Identifying a Birth Cohort of Twins from Linked Data – Challenges and Opportunities
Main Article Content
Abstract
Objective
In the absence of accurate perinatal records, identifying and differentiating twins in administrative records is difficult because of their similarity; they share surnames, dates of birth, and residences. In administrative databases, events within twin pairs are often incorrectly identified as being from one individual, representing a threat to data accuracy. An inability to identify twins in administrative data precludes applying powerful twin-based causal inference methods to understand health and social well-being.
Approach
We developed an algorithm using linked administrative birth, perinatal, emergency department, and hospital records in Victoria, Australia from 1 January 1993 to 31 December 2023. We probabilistically linked a sample of 1,434 ‘known’ twin pairs from the Australian Twin Registry to validate the sensitivity of our algorithm. We calculated specificity using a sample of non-twins derived from linked data.
Results
Our algorithm identified 37,900 twin pairs, 75,800 twin individuals, in the Victorian linked dataset.
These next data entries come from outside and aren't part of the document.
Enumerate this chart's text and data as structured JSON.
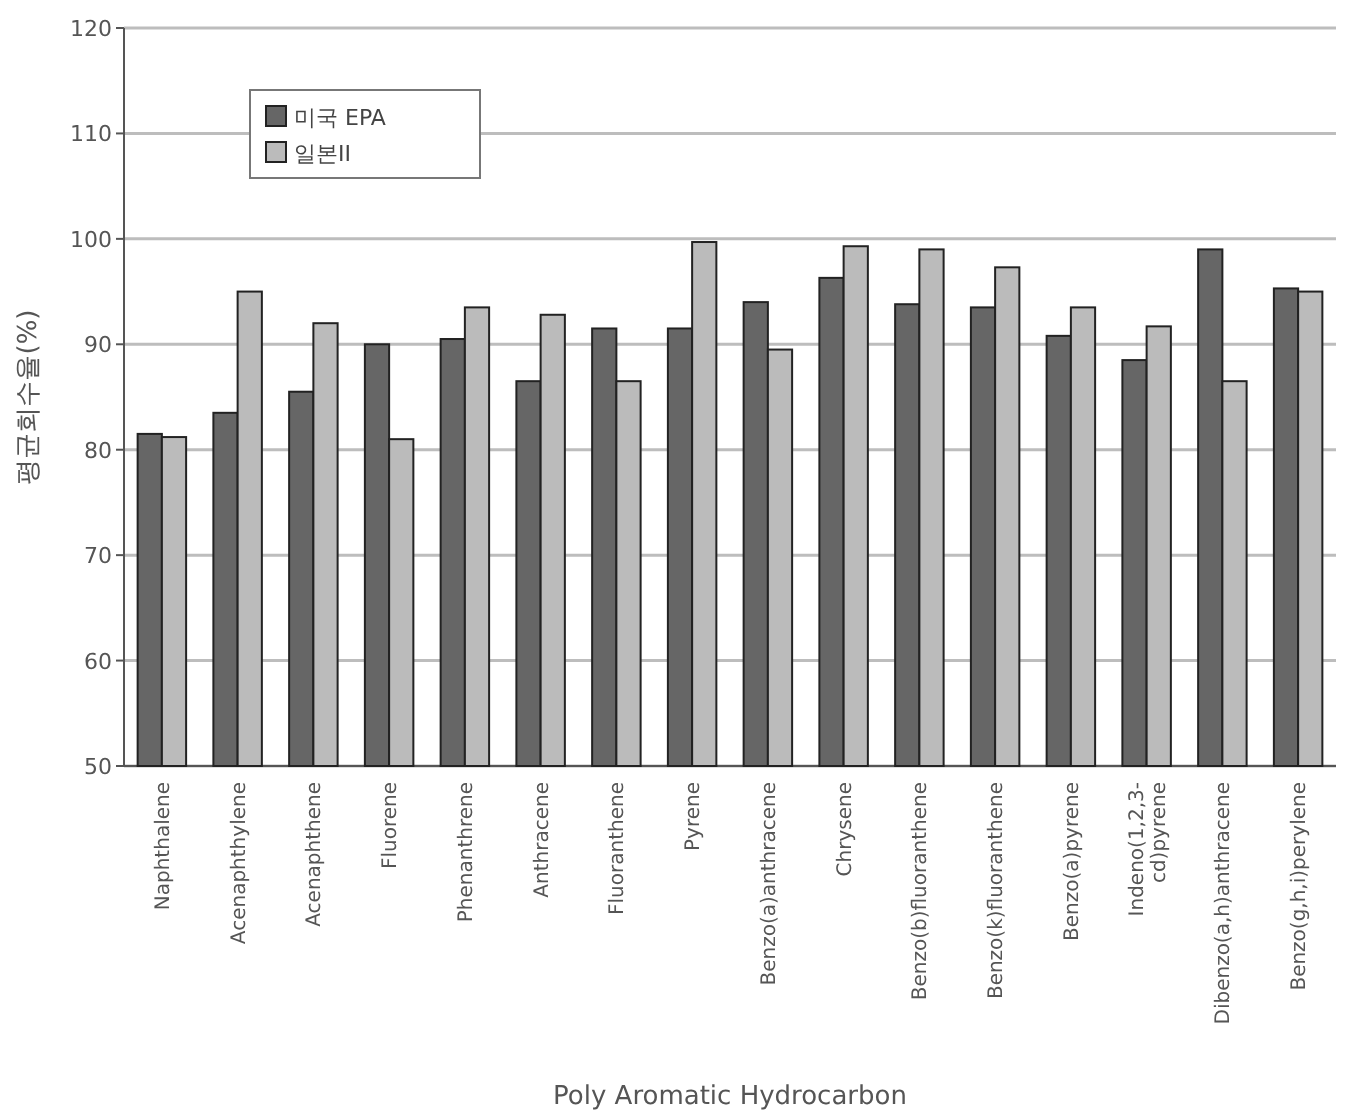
{
  "chart_data": {
    "type": "bar",
    "xlabel": "Poly Aromatic Hydrocarbon",
    "ylabel": "평균회수율(%)",
    "categories": [
      "Naphthalene",
      "Acenaphthylene",
      "Acenaphthene",
      "Fluorene",
      "Phenanthrene",
      "Anthracene",
      "Fluoranthene",
      "Pyrene",
      "Benzo(a)anthracene",
      "Chrysene",
      "Benzo(b)fluoranthene",
      "Benzo(k)fluoranthene",
      "Benzo(a)pyrene",
      "Indeno(1,2,3-\ncd)pyrene",
      "Dibenzo(a,h)anthracene",
      "Benzo(g,h,i)perylene"
    ],
    "series": [
      {
        "name": "미국 EPA",
        "color": "#666666",
        "values": [
          81.5,
          83.5,
          85.5,
          90,
          90.5,
          86.5,
          91.5,
          91.5,
          94,
          96.3,
          93.8,
          93.5,
          90.8,
          88.5,
          99,
          95.3
        ]
      },
      {
        "name": "일본II",
        "color": "#bbbbbb",
        "values": [
          81.2,
          95,
          92,
          81,
          93.5,
          92.8,
          86.5,
          99.7,
          89.5,
          99.3,
          99,
          97.3,
          93.5,
          91.7,
          86.5,
          95
        ]
      }
    ],
    "ylim": [
      50,
      120
    ],
    "yticks": [
      50,
      60,
      70,
      80,
      90,
      100,
      110,
      120
    ],
    "grid": "y",
    "legend": "top left"
  }
}
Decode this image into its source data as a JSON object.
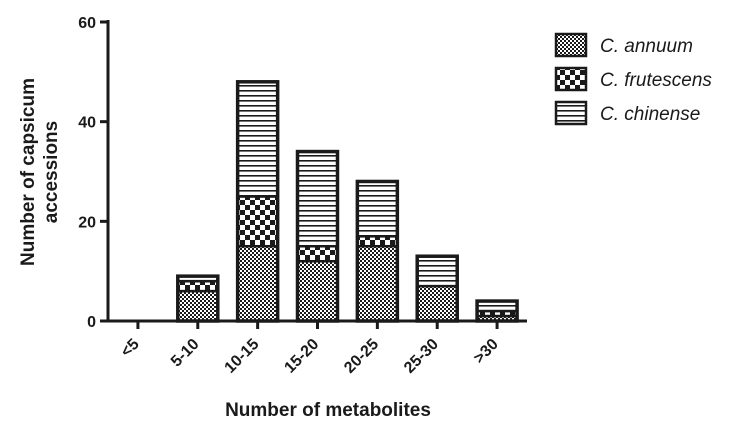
{
  "chart_data": {
    "type": "bar",
    "stacked": true,
    "xlabel": "Number of metabolites",
    "ylabel_lines": [
      "Number of capsicum",
      "accessions"
    ],
    "categories": [
      "<5",
      "5-10",
      "10-15",
      "15-20",
      "20-25",
      "25-30",
      ">30"
    ],
    "series": [
      {
        "name": "C. annuum",
        "pattern": "dense-checker",
        "values": [
          0,
          6,
          15,
          12,
          15,
          7,
          1
        ]
      },
      {
        "name": "C. frutescens",
        "pattern": "checker",
        "values": [
          0,
          2,
          10,
          3,
          2,
          0,
          1
        ]
      },
      {
        "name": "C. chinense",
        "pattern": "horizontal-lines",
        "values": [
          0,
          1,
          23,
          19,
          11,
          6,
          2
        ]
      }
    ],
    "ylim": [
      0,
      60
    ],
    "yticks": [
      0,
      20,
      40,
      60
    ],
    "grid": false,
    "legend_position": "top-right"
  },
  "colors": {
    "ink": "#1a1a1a",
    "background": "#ffffff"
  }
}
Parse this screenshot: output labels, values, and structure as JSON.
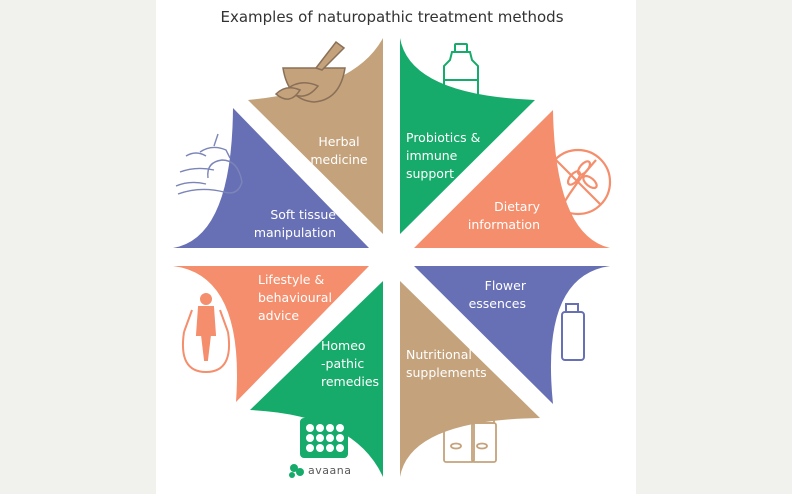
{
  "title": "Examples of naturopathic treatment methods",
  "colors": {
    "tan": "#c4a27b",
    "green": "#17ab6b",
    "salmon": "#f58e6c",
    "purple": "#6870b5",
    "icon_stroke": "#7b85b8"
  },
  "segments": [
    {
      "key": "herbal",
      "lines": [
        "Herbal",
        "medicine"
      ],
      "color": "#c4a27b",
      "icon": "mortar-pestle-icon"
    },
    {
      "key": "probiotics",
      "lines": [
        "Probiotics &",
        "immune",
        "support"
      ],
      "color": "#17ab6b",
      "icon": "bottle-icon"
    },
    {
      "key": "dietary",
      "lines": [
        "Dietary",
        "information"
      ],
      "color": "#f58e6c",
      "icon": "no-wheat-icon"
    },
    {
      "key": "flower",
      "lines": [
        "Flower",
        "essences"
      ],
      "color": "#6870b5",
      "icon": "dropper-bottle-icon"
    },
    {
      "key": "nutritional",
      "lines": [
        "Nutritional",
        "supplements"
      ],
      "color": "#c4a27b",
      "icon": "supplement-jars-icon"
    },
    {
      "key": "homeo",
      "lines": [
        "Homeo",
        "-pathic",
        "remedies"
      ],
      "color": "#17ab6b",
      "icon": "pill-jar-icon"
    },
    {
      "key": "lifestyle",
      "lines": [
        "Lifestyle &",
        "behavioural",
        "advice"
      ],
      "color": "#f58e6c",
      "icon": "jump-rope-icon"
    },
    {
      "key": "softtissue",
      "lines": [
        "Soft tissue",
        "manipulation"
      ],
      "color": "#6870b5",
      "icon": "massage-icon"
    }
  ],
  "brand": "avaana"
}
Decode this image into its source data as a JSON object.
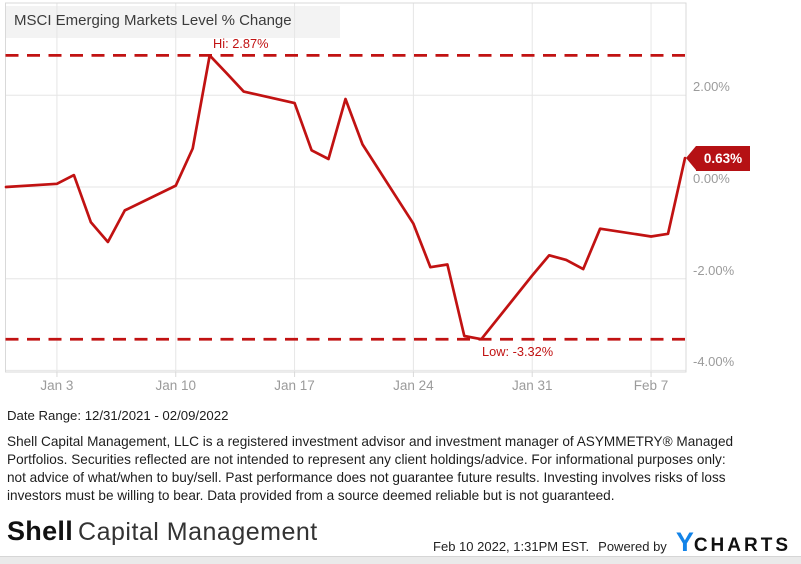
{
  "colors": {
    "accent_red": "#c11212",
    "badge_bg": "#b51114",
    "badge_text": "#ffffff",
    "axis_label": "#9b9b9b",
    "grid": "#e6e6e6",
    "plot_border": "#d9d9d9",
    "title_bg": "#f3f3f3",
    "title_text": "#3b3b3b",
    "body_text": "#1d1d1d",
    "ycharts_blue": "#1283e8"
  },
  "chart_data": {
    "type": "line",
    "title": "MSCI Emerging Markets Level % Change",
    "x_axis_type": "date",
    "grid": true,
    "legend": "none",
    "ylim": [
      -4,
      4
    ],
    "xlim": [
      "2021-12-31",
      "2022-02-09"
    ],
    "unit": "%",
    "hi": {
      "label": "Hi: 2.87%",
      "value": 2.87
    },
    "low": {
      "label": "Low: -3.32%",
      "value": -3.32
    },
    "last": {
      "label": "0.63%",
      "value": 0.63
    },
    "y_ticks": [
      {
        "label": "2.00%",
        "value": 2
      },
      {
        "label": "0.00%",
        "value": 0
      },
      {
        "label": "-2.00%",
        "value": -2
      },
      {
        "label": "-4.00%",
        "value": -4
      }
    ],
    "x_ticks": [
      {
        "label": "Jan 3",
        "date": "2022-01-03"
      },
      {
        "label": "Jan 10",
        "date": "2022-01-10"
      },
      {
        "label": "Jan 17",
        "date": "2022-01-17"
      },
      {
        "label": "Jan 24",
        "date": "2022-01-24"
      },
      {
        "label": "Jan 31",
        "date": "2022-01-31"
      },
      {
        "label": "Feb 7",
        "date": "2022-02-07"
      }
    ],
    "points": [
      {
        "date": "2021-12-31",
        "value": 0.0
      },
      {
        "date": "2022-01-03",
        "value": 0.07
      },
      {
        "date": "2022-01-04",
        "value": 0.26
      },
      {
        "date": "2022-01-05",
        "value": -0.77
      },
      {
        "date": "2022-01-06",
        "value": -1.2
      },
      {
        "date": "2022-01-07",
        "value": -0.51
      },
      {
        "date": "2022-01-10",
        "value": 0.03
      },
      {
        "date": "2022-01-11",
        "value": 0.84
      },
      {
        "date": "2022-01-12",
        "value": 2.87
      },
      {
        "date": "2022-01-13",
        "value": 2.48
      },
      {
        "date": "2022-01-14",
        "value": 2.08
      },
      {
        "date": "2022-01-17",
        "value": 1.83
      },
      {
        "date": "2022-01-18",
        "value": 0.8
      },
      {
        "date": "2022-01-19",
        "value": 0.61
      },
      {
        "date": "2022-01-20",
        "value": 1.92
      },
      {
        "date": "2022-01-21",
        "value": 0.93
      },
      {
        "date": "2022-01-24",
        "value": -0.8
      },
      {
        "date": "2022-01-25",
        "value": -1.75
      },
      {
        "date": "2022-01-26",
        "value": -1.69
      },
      {
        "date": "2022-01-27",
        "value": -3.25
      },
      {
        "date": "2022-01-28",
        "value": -3.32
      },
      {
        "date": "2022-01-31",
        "value": -1.93
      },
      {
        "date": "2022-02-01",
        "value": -1.49
      },
      {
        "date": "2022-02-02",
        "value": -1.59
      },
      {
        "date": "2022-02-03",
        "value": -1.79
      },
      {
        "date": "2022-02-04",
        "value": -0.91
      },
      {
        "date": "2022-02-07",
        "value": -1.08
      },
      {
        "date": "2022-02-08",
        "value": -1.02
      },
      {
        "date": "2022-02-09",
        "value": 0.63
      }
    ]
  },
  "footer": {
    "date_range": "Date Range: 12/31/2021 - 02/09/2022",
    "disclaimer_lines": [
      "Shell Capital Management, LLC is a registered investment advisor and investment manager of ASYMMETRY® Managed",
      "Portfolios. Securities reflected are not intended to represent any client holdings/advice. For informational purposes only:",
      "not advice of what/when to buy/sell. Past performance does not guarantee future results. Investing involves risks of loss",
      "investors must be willing to bear. Data provided from a source deemed reliable but is not guaranteed."
    ],
    "logo_bold": "Shell",
    "logo_light": "Capital Management",
    "timestamp": "Feb 10 2022, 1:31PM EST.",
    "powered_by": "Powered by",
    "ycharts_y": "Y",
    "ycharts_rest": "CHARTS"
  }
}
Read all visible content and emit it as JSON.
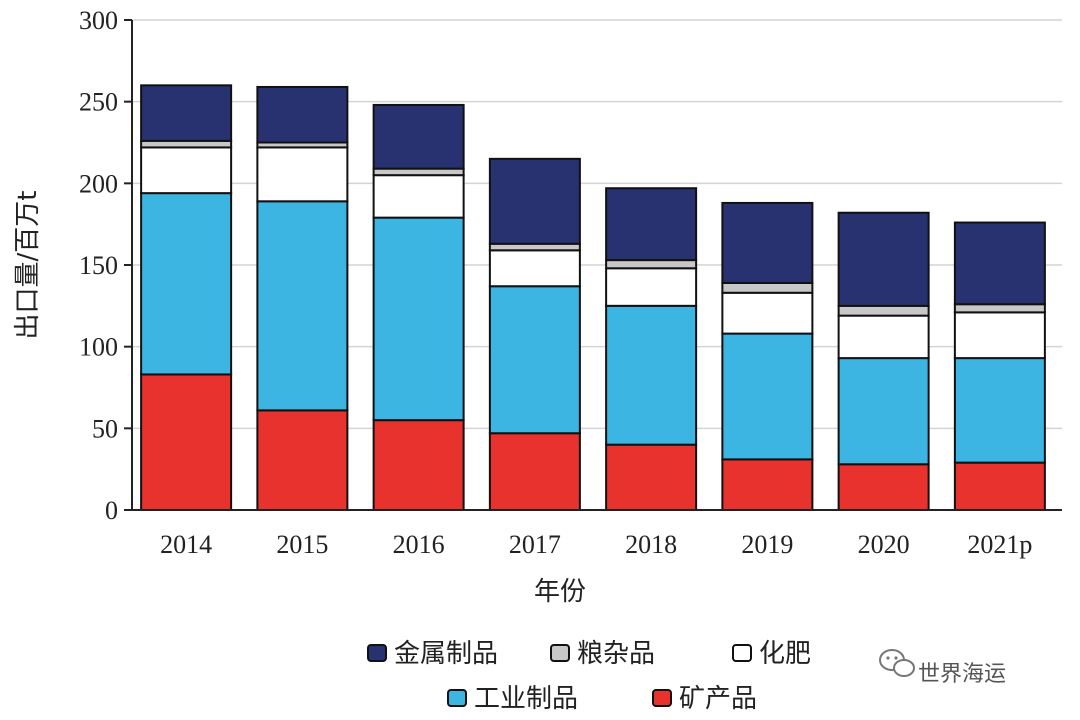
{
  "chart_data": {
    "type": "bar",
    "stacked": true,
    "title": "",
    "xlabel": "年份",
    "ylabel": "出口量/百万t",
    "ylim": [
      0,
      300
    ],
    "yticks": [
      0,
      50,
      100,
      150,
      200,
      250,
      300
    ],
    "categories": [
      "2014",
      "2015",
      "2016",
      "2017",
      "2018",
      "2019",
      "2020",
      "2021p"
    ],
    "grid": true,
    "legend_position": "bottom",
    "series": [
      {
        "name": "矿产品",
        "color": "#e8322d",
        "values": [
          83,
          61,
          55,
          47,
          40,
          31,
          28,
          29
        ]
      },
      {
        "name": "工业制品",
        "color": "#3db5e3",
        "values": [
          111,
          128,
          124,
          90,
          85,
          77,
          65,
          64
        ]
      },
      {
        "name": "化肥",
        "color": "#ffffff",
        "values": [
          28,
          33,
          26,
          22,
          23,
          25,
          26,
          28
        ]
      },
      {
        "name": "粮杂品",
        "color": "#c8c8c8",
        "values": [
          4,
          3,
          4,
          4,
          5,
          6,
          6,
          5
        ]
      },
      {
        "name": "金属制品",
        "color": "#283270",
        "values": [
          34,
          34,
          39,
          52,
          44,
          49,
          57,
          50
        ]
      }
    ],
    "legend_order": [
      "金属制品",
      "粮杂品",
      "化肥",
      "工业制品",
      "矿产品"
    ]
  },
  "watermark": {
    "text": "世界海运",
    "icon": "wechat-icon"
  }
}
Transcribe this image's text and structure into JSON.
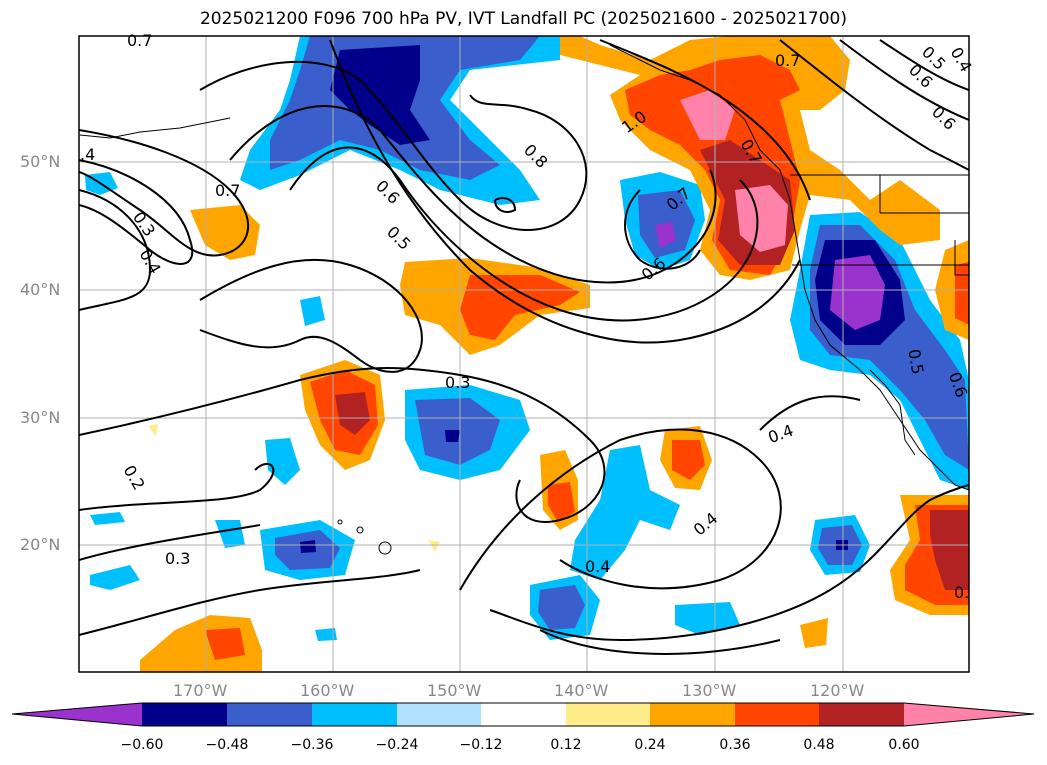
{
  "title": "2025021200 F096 700 hPa PV, IVT Landfall PC (2025021600 - 2025021700)",
  "map": {
    "lon_range": [
      -180,
      -110
    ],
    "lat_range": [
      10,
      60
    ],
    "lon_ticks": [
      "170°W",
      "160°W",
      "150°W",
      "140°W",
      "130°W",
      "120°W"
    ],
    "lat_ticks": [
      "50°N",
      "40°N",
      "30°N",
      "20°N"
    ],
    "gridlines": true
  },
  "contour_labels": [
    "0.7",
    "0.8",
    ".4",
    "0.7",
    "0.3",
    "0.4",
    "0.6",
    "0.5",
    "0.7",
    "0.6",
    "1.0",
    "0.7",
    "0.6",
    "0.5",
    "0.4",
    "0.6",
    "0.3",
    "0.4",
    "0.2",
    "0.3",
    "0.4",
    "0.4",
    "0.5",
    "0.6",
    "0.7",
    "0."
  ],
  "colorbar": {
    "colors": [
      "#9a32cd",
      "#00008b",
      "#3a5fcd",
      "#00bfff",
      "#b0e2ff",
      "#ffffff",
      "#ffec8b",
      "#ffa500",
      "#ff4500",
      "#b22222",
      "#ff82ab"
    ],
    "tick_labels": [
      "−0.60",
      "−0.48",
      "−0.36",
      "−0.24",
      "−0.12",
      "0.12",
      "0.24",
      "0.36",
      "0.48",
      "0.60"
    ]
  }
}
The accuracy of our ascertainment of twins by key characteristics will be presented and discussed.
Conclusions
The birth cohort we have generated is one of the largest twin cohorts in the world with unprecedented granularity in longitudinal health and social data.
Implications
Our algorithm improves the accuracy of administrative data repositories and linkage, providing novel information on where errors in previous linkages have occurred due to limited familial or intergenerational information. Our large population-based birth cohort of twins can be used to investigate the familial and non-familial determinants of health using advanced causal inference which leverages the natural similarity between twins.